How corporations are dealing with these issues today?

All industry sectors are facing challenging human rights issues within their supply chains. Some companies have adopted codes of conduct and have set up contractual clauses in their general terms and conditions to cascade the responsibility of human rights to their primary suppliers in their own supply chains. Unfortunately, these actions are too weak and do not reduce the exposure risk.

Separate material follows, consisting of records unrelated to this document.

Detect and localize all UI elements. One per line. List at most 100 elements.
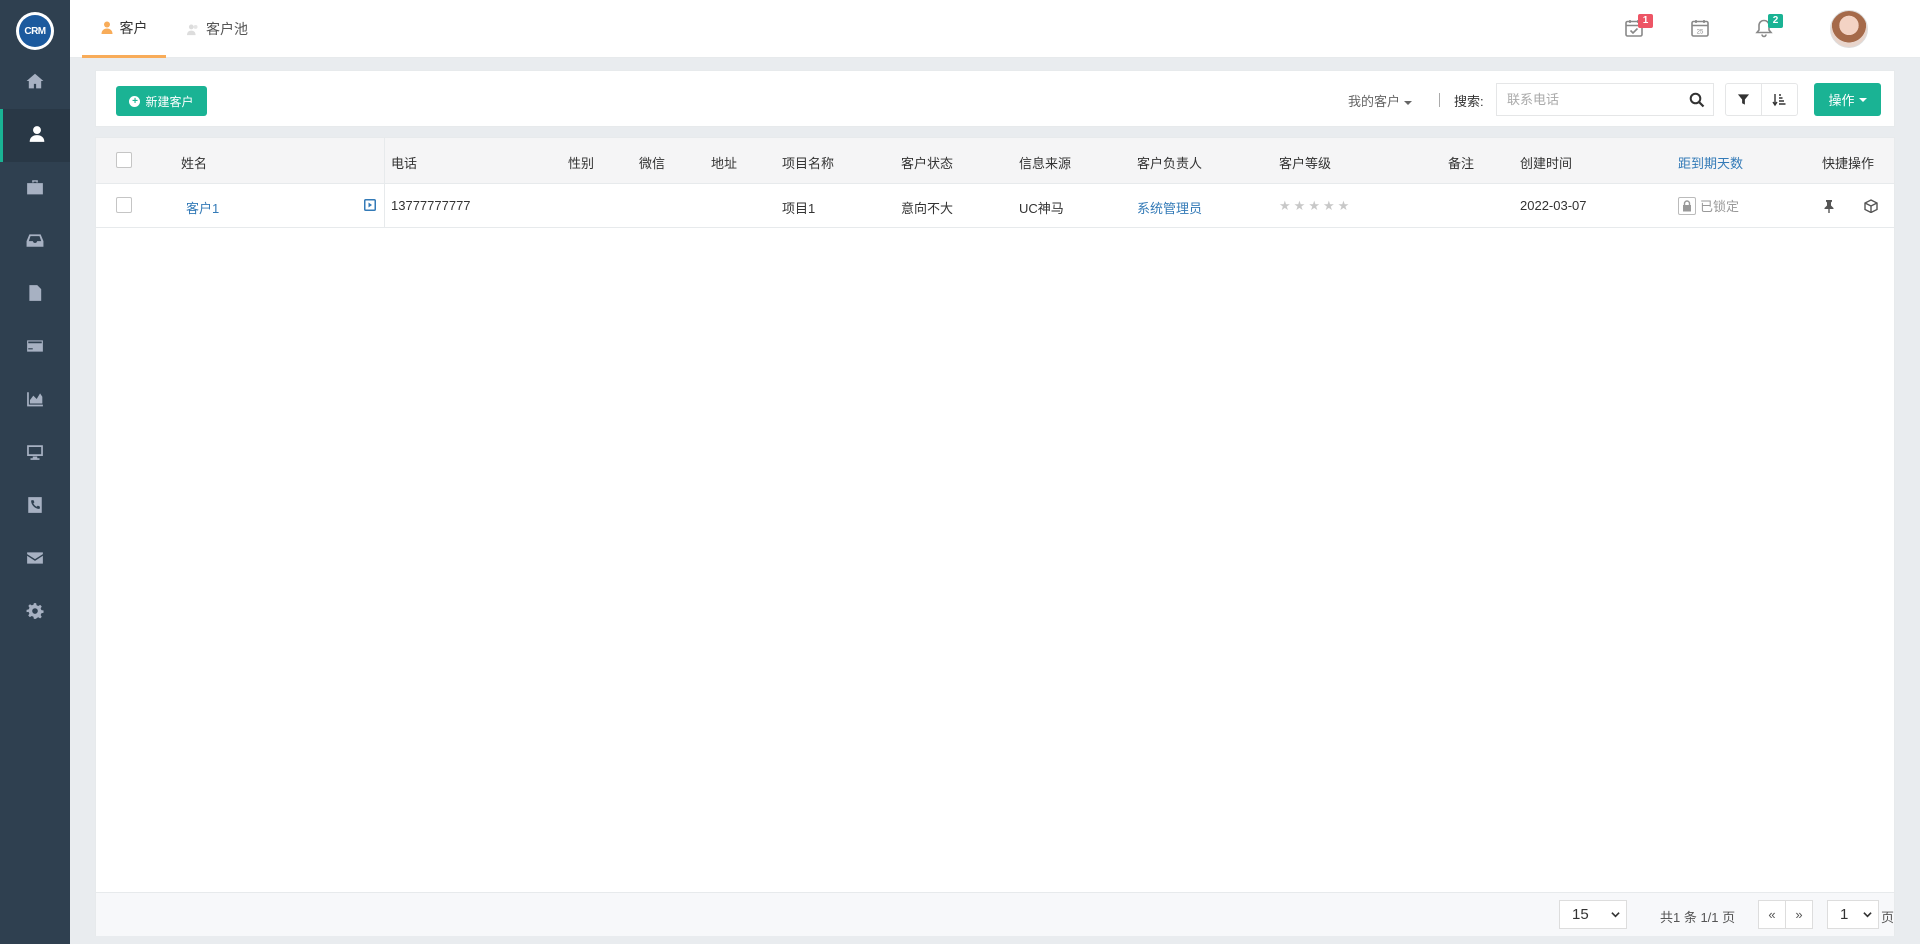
calendar-icon: 25 (1691, 20, 1709, 37)
tasks-button[interactable]: 1 (1624, 14, 1653, 40)
notifications-button[interactable]: 2 (1754, 14, 1783, 40)
column-header-wechat[interactable]: 微信 (639, 153, 665, 172)
customer-name-link[interactable]: 客户1 (186, 198, 219, 217)
column-header-level[interactable]: 客户等级 (1279, 153, 1331, 172)
new-customer-button[interactable]: + 新建客户 (116, 86, 207, 116)
phone-icon (26, 496, 44, 517)
column-header-gender[interactable]: 性别 (568, 153, 594, 172)
caret-down-icon (1858, 97, 1867, 102)
sidebar-item-settings[interactable] (0, 586, 70, 639)
star-icon[interactable]: ★ (1338, 199, 1350, 212)
detail-panel-icon[interactable] (364, 199, 376, 211)
inbox-icon (26, 231, 44, 252)
tab-customer-pool[interactable]: 客户池 (187, 0, 248, 58)
customer-scope-dropdown[interactable]: 我的客户 (1348, 91, 1413, 110)
column-header-days-to-expiry[interactable]: 距到期天数 (1678, 153, 1743, 172)
sidebar-item-briefcase[interactable] (0, 162, 70, 215)
cell-source: UC神马 (1019, 201, 1064, 216)
star-icon[interactable]: ★ (1323, 199, 1335, 212)
cube-icon[interactable] (1864, 199, 1878, 213)
star-icon[interactable]: ★ (1279, 199, 1291, 212)
calendar-button[interactable]: 25 (1690, 18, 1712, 40)
column-header-source[interactable]: 信息来源 (1019, 153, 1071, 172)
pin-icon[interactable] (1822, 199, 1836, 213)
column-header-quick-actions: 快捷操作 (1822, 156, 1875, 171)
tab-customers[interactable]: 客户 (82, 0, 166, 58)
table-row[interactable]: 客户1 13777777777 项目1 意向不大 UC神马 系统管理员 ★ ★ ★ ★… (96, 184, 1894, 228)
table-header: 姓名 电话 性别 微信 地址 项目名称 客户状态 信息来源 客户负责人 客户等级… (96, 138, 1894, 184)
plus-circle-icon: + (129, 95, 141, 107)
expiry-label: 已锁定 (1700, 199, 1740, 214)
star-icon[interactable]: ★ (1308, 199, 1320, 212)
sidebar-item-documents[interactable] (0, 268, 70, 321)
sidebar-item-reports[interactable] (0, 374, 70, 427)
expiry-status: 已锁定 (1678, 196, 1739, 215)
search-icon[interactable] (1689, 92, 1705, 108)
column-header-owner[interactable]: 客户负责人 (1137, 153, 1202, 172)
column-header-created[interactable]: 创建时间 (1520, 153, 1572, 172)
operate-dropdown-button[interactable]: 操作 (1814, 83, 1881, 116)
user-avatar[interactable] (1830, 10, 1868, 48)
users-icon (187, 24, 198, 35)
user-icon (101, 21, 112, 34)
page-size-select[interactable]: 15 (1559, 900, 1627, 929)
cell-status: 意向不大 (901, 201, 954, 216)
search-box (1496, 83, 1714, 116)
row-checkbox[interactable] (116, 197, 132, 213)
sidebar-item-desktop[interactable] (0, 427, 70, 480)
sort-icon (1772, 93, 1786, 106)
sidebar-item-phone[interactable] (0, 480, 70, 533)
column-header-phone[interactable]: 电话 (391, 153, 417, 172)
column-header-address[interactable]: 地址 (711, 153, 737, 172)
rating-stars[interactable]: ★ ★ ★ ★ ★ (1279, 199, 1349, 212)
filter-button[interactable] (1726, 84, 1762, 115)
column-header-name[interactable]: 姓名 (181, 153, 207, 172)
page-number-select[interactable]: 1 (1827, 900, 1879, 929)
sidebar-item-mail[interactable] (0, 533, 70, 586)
table-tools (1725, 83, 1798, 116)
prev-page-button[interactable]: « (1759, 901, 1786, 928)
filter-icon (1737, 94, 1749, 105)
desktop-icon (26, 443, 44, 464)
envelope-icon (26, 549, 44, 570)
tab-customers-label: 客户 (119, 19, 148, 36)
sidebar-item-customers[interactable] (0, 109, 70, 162)
sidebar-item-home[interactable] (0, 56, 70, 109)
star-icon[interactable]: ★ (1294, 199, 1306, 212)
tasks-badge: 1 (1638, 14, 1653, 28)
sidebar-item-payments[interactable] (0, 321, 70, 374)
search-label: 搜索: (1454, 94, 1484, 109)
svg-text:25: 25 (1697, 30, 1704, 36)
area-chart-icon (26, 390, 44, 411)
page-size-value: 15 (1572, 906, 1589, 923)
caret-down-icon (1404, 100, 1413, 105)
cell-project: 项目1 (782, 201, 816, 216)
column-header-project[interactable]: 项目名称 (782, 153, 834, 172)
owner-link[interactable]: 系统管理员 (1137, 198, 1202, 217)
customer-table: 姓名 电话 性别 微信 地址 项目名称 客户状态 信息来源 客户负责人 客户等级… (95, 137, 1895, 936)
column-header-status[interactable]: 客户状态 (901, 153, 953, 172)
user-icon (28, 125, 46, 146)
column-header-note[interactable]: 备注 (1448, 153, 1474, 172)
pagination-info: 共1 条 1/1 页 (1660, 910, 1736, 925)
search-input[interactable] (1497, 84, 1677, 115)
cell-created: 2022-03-07 (1520, 198, 1587, 213)
tab-customer-pool-label: 客户池 (206, 21, 248, 37)
sort-button[interactable] (1762, 84, 1798, 115)
select-all-checkbox[interactable] (116, 152, 132, 168)
crm-logo[interactable]: CRM (16, 12, 54, 50)
current-page-value: 1 (1840, 906, 1849, 923)
next-page-button[interactable]: » (1786, 901, 1812, 928)
logo-text: CRM (19, 15, 51, 47)
lock-icon (1678, 196, 1696, 215)
operate-label: 操作 (1828, 93, 1855, 108)
sidebar: CRM (0, 0, 70, 944)
action-toolbar: + 新建客户 我的客户 搜索: 操作 (95, 70, 1895, 127)
new-customer-label: 新建客户 (145, 94, 194, 109)
file-icon (26, 284, 44, 305)
top-navbar: 客户 客户池 1 25 2 (70, 0, 1920, 58)
page-unit-label: 页 (1881, 910, 1895, 925)
page-nav: « » (1758, 900, 1813, 929)
chevron-down-icon (1863, 912, 1872, 918)
sidebar-item-inbox[interactable] (0, 215, 70, 268)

Codes of conduct, charters and policies show commitment and goodwill of a company from the very top, but do not demonstrate that implementation that really happens in the field. Human rights in supply chains are all about doing, monitoring, controlling, measuring and fixing targets, and ultimately auditing on-site. All these are weaknesses of most corporations. It rarely happens that a company audits its suppliers even once every two years, which is already very infrequent.

For large international corporations, the number of suppliers could sometimes amount to hundreds of thousands just for level one. Even if this number could be significantly reduced, thanks to the risk-prioritization process, the total number is still very high. Therefore, it is impossible for a corporation alone to bear the costs associated to properly conduct human rights due diligence measures.

It is why collaboration among competitors through sectorial initiatives in some complex industries, such as chemical, electronics, consumer goods and pharmaceutical industries, is the only realistic and pragmatic answer.